Equality- The Myth
Since the mid life crisis have had ample to think about life in general, so took a stab writing the book review for “Why We Kneel How We Rise — Book” by Michael Holding. A short summary on the reason for picking this book up and completing on the Independence day:
- Over the last 4 months, I have often complained to friends and family that these days have gone through a period of pain and the world has been unfair to me. The only way to subside this pain was to read through other tales of pain through human history. This book talks about Racism/Inequality people have been facing through their early life and also as we speak.
- A few days back, I shared a tweet about the author to amplify the sufferings borne by people of colour. A batch-mate of mine tweeted about a cricketing legend’s view being ignorant about his origins , and my old-self thought of going back and correcting him. But it wasn’t worth the likes/retweets on a platform where 70% of the content is targeted more for numbers and less for the human soul.
Also, Before talking about the book and my personal take on racism, a short note on my privileges/struggles of being born in an average middle class family in one of the poorest states of the country:
- I am a male in a society which calls itself advanced in the 21st century and still doesn’t have equal opportunities for women in work-place. Have often overheard conversations (even from my parents) where a baby-boy is still sub-consciously awaited while celebrating the birth of a girl.
- I was born as a Rajput (Kshatriya class) which is considered the upper class by Indian society just because we fought some fancy wars in the past. I was so appalled by this classification that I don’t use the family surname “Singh” and stick with just “Raj ‘’ for anonymity and simplicity. There have been times when I have dated someone outside my caste system and when I brought this topic in front of my parents, the caste question always popped up, no matter how independent and advanced as a family we called ourselves.
Michael Holding, during a rain-break last year, accidentally had one of the most heartfelt takes on the subject of #BlackLivesMatter, which later became a social media sensation in-terms of likes, comments, retweets. Very few, including me, understood Holding’s feeling, a black person who throughout his life had faced racial biases which have become the norm of the society we live in. A year later as I skimmed across the 281 page take on history, society and injustices which every lower section of the society is subjected to.Through the book, Holding, using examples from sports, wars, history, literature has highlighted two aspects of our societies: Dehumanisation and Brainwash.
The brainwashing begins right away with our parents who, throughout our up-bringing, have always had a protective approach, shielding us from hurt during early life . We are always diverted towards the good parts of societies we live in and leave the not so good parts to be discovered by us as we grow up. This means that we don’t have parental guidance to navigate through failures. The brainwash continues in the books we read — books in history, literature. The facts which we come across in most of these books carry the biases of the authors and are promoted through the curriculum of the country we live in. The book carries a lot of achievements in history for which black people haven’t been given credit and hence it subconsciously builds the White Supremacy as the de-facto normal in civilizations. To start with the colour of Jesus as white and Judas as black in all versions of the Bible.

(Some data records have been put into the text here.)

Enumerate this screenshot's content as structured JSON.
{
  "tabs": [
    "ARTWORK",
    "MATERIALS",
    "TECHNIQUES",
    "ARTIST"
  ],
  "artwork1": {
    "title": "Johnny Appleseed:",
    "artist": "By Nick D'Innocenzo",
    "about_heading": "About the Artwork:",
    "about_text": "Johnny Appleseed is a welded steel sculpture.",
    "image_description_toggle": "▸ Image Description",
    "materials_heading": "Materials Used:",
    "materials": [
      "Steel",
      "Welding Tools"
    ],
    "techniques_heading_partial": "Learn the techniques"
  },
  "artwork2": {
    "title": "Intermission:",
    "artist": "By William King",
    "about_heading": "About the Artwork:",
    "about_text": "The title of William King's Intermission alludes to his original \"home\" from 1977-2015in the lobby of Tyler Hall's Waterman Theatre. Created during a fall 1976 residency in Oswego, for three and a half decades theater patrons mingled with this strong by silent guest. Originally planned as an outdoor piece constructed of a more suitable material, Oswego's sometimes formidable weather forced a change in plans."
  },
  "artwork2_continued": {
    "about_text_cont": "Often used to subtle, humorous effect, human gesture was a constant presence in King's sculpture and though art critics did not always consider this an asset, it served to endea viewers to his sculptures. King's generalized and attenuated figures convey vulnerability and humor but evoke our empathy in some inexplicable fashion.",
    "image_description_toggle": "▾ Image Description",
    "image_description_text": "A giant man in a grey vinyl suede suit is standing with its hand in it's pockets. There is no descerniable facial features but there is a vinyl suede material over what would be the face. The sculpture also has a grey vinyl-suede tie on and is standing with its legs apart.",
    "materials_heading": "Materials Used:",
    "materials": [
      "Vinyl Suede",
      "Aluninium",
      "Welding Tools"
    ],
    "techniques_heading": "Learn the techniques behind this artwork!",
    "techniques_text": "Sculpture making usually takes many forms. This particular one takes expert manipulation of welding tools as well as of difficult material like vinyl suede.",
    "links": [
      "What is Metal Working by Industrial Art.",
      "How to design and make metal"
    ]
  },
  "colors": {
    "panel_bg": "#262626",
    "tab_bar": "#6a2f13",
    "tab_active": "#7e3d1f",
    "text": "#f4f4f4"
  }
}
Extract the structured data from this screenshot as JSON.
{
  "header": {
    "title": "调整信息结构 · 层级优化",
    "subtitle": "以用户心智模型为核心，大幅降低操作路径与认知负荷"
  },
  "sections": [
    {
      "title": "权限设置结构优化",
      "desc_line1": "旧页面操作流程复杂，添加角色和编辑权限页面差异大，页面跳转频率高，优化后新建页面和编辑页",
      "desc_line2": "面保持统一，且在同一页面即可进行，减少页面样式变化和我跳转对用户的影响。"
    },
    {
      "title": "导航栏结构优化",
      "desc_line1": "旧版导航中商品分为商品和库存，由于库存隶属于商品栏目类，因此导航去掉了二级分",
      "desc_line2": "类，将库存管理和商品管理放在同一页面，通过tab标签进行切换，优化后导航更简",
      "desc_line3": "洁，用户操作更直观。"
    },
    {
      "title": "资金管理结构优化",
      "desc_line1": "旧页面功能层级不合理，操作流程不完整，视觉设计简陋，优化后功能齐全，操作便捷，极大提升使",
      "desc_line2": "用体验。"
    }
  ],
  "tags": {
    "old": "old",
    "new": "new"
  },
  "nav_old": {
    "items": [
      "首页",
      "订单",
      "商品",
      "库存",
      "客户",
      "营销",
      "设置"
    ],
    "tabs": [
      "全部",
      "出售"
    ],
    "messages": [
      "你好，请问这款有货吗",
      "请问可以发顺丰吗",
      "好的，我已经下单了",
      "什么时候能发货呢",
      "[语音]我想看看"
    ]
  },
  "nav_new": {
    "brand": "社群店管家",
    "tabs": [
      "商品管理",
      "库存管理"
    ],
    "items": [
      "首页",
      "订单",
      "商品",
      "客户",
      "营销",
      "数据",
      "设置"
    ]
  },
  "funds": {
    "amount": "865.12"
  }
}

Dehumanisation under the pretext of privileges we enjoy in our day to day life and are made accustomed to as righteous, again, both by our parents and the society we live in. For example: child labor in the form of domestic help is normal. Our attitude towards our domestic helps/drivers/guards, who are just doing their “job” is drawn out of privilege. The same dehumanisation, in extreme form, is highlighted in the book. Some of the below examples have been passed down generations since ages as accepted and very legitimate.
These fascinated my intellect and helped ease my pain.
- The South African cricket team was banned by the ICC from 1970’s to 1991. However some of the Games’ greats still toured the country and were paid to appease the upper race. None of the media covered these tours as they were status quo.
- Before Columbus discovered the West Indies Island in 1498, it had already experienced a civilisation with riches like gold. There had been explorers before this and Columbus’ expedition was just the start of slavery from Spain.
- Marcus Rashford, a 22 year old footballer, started a campaign during the COVID-19 pandemic for feeding the poor and under-privileged kids. He is subjected to hate on Social Media and Print Media in extreme magnitude.
The book has almost 20 more such examples of celebrities in people of Black colour who are subjected to biases in their everyday life. Imagine if they are subjected to that, what a normal black/woman/minority/mentally-disabled person has to go through his/her life and the subsequent struggle. And the fault doesn’t lie with one person/organisation/family, it lies as a collective responsibility of each of us, as we bring-up our children/families and teach them both good and bad so that they can be better citizens . And for every change we expect from our leaders/politicians/organisations, go back, pause and think about the way you have used/misused the privilege which you have carried from your birth. And to understand privilege it’s always good to go back and research amongst books more than social/print media.